Questa condizione di vita può portare quindi i ragazzi a vivere uno stato di solitudine e depressione. Grazie al sito Ragazzicoraggiosi.it i malati e loro familiari possono quindi trovare molte informazioni, strategie e consigli su come riuscire a convivere nel migliore dei modi con questo disturbo e affrontare meglio eventuali complicanze. Inoltre nel sito ci sono anche varie sezioni che riguardano lo sport, l'alimentazione, il cinema e tanto altro. Il web rappresenta quindi un prezioso aiuto per questi ragazzi coraggiosi costretti a convivere con questo male [VIDEO].

La malattia di Crohn colpisce sempre più giovani

Secondo una ricerca dell'associazione Amici Onlus, gli Italiani colpiti da malattie infiammatori intestinali sono circa 150 mila, di cui il 40% è probabilmente è affetto dalla malattia di Crohn.

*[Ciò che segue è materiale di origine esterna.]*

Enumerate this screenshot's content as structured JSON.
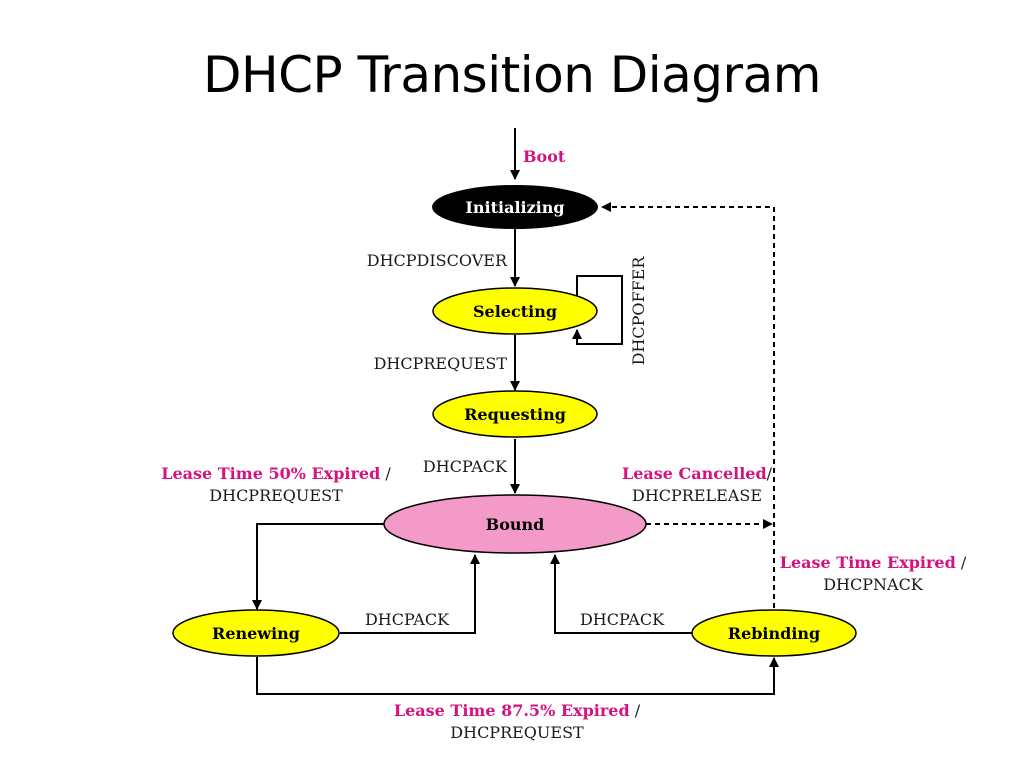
{
  "title": "DHCP Transition Diagram",
  "colors": {
    "highlight": "#d5127e",
    "state_yellow": "#ffff00",
    "state_pink": "#f49ac8",
    "state_black": "#000000",
    "line": "#000000"
  },
  "states": {
    "initializing": "Initializing",
    "selecting": "Selecting",
    "requesting": "Requesting",
    "bound": "Bound",
    "renewing": "Renewing",
    "rebinding": "Rebinding"
  },
  "labels": {
    "boot": "Boot",
    "dhcpdiscover": "DHCPDISCOVER",
    "dhcpoffer": "DHCPOFFER",
    "dhcprequest_select": "DHCPREQUEST",
    "dhcpack_request": "DHCPACK",
    "lease50": {
      "event": "Lease Time 50% Expired",
      "sep": " /",
      "msg": "DHCPREQUEST"
    },
    "cancelled": {
      "event": "Lease Cancelled",
      "sep": "/",
      "msg": "DHCPRELEASE"
    },
    "expired": {
      "event": "Lease Time Expired",
      "sep": " /",
      "msg": "DHCPNACK"
    },
    "dhcpack_renew": "DHCPACK",
    "dhcpack_rebind": "DHCPACK",
    "lease875": {
      "event": "Lease Time 87.5% Expired",
      "sep": " /",
      "msg": "DHCPREQUEST"
    }
  }
}
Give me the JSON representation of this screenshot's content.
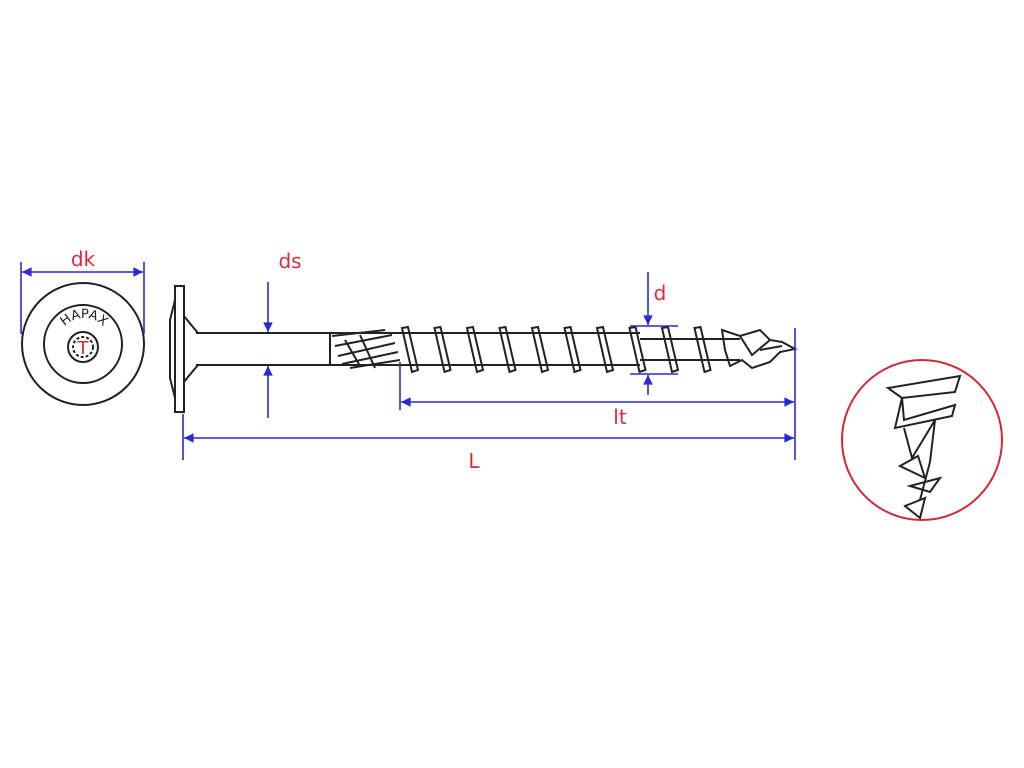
{
  "labels": {
    "dk": "dk",
    "ds": "ds",
    "d": "d",
    "lt": "lt",
    "L": "L"
  },
  "head": {
    "brand": "HAPAX",
    "drive_mark": "T"
  },
  "colors": {
    "label": "#e0283a",
    "dimension": "#2a2ad0",
    "outline": "#222222",
    "detail_circle": "#d3283a"
  }
}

In generale nei bambini la malattia esordisce intorno al dodicesimo anno di età e nell'ultimo decennio sembra essere raddoppiato il numero dei casi. Il Gastroenterologo Claudio Romano, docente dell’Università di Messina, spiega che i fattori principali che causano l'insorgere di questa malattia sono solitamente cause genetiche, un errato stile di vita, l'assunzione esagerata di antibiotici, il forte stress e la troppa igiene e che l'aumento esponenziale dei casi rappresenta una vera emergenza nei paesi occidentali industrializzati, mentre nei paesi in via di sviluppo essa sembra essere quasi del tutto assente.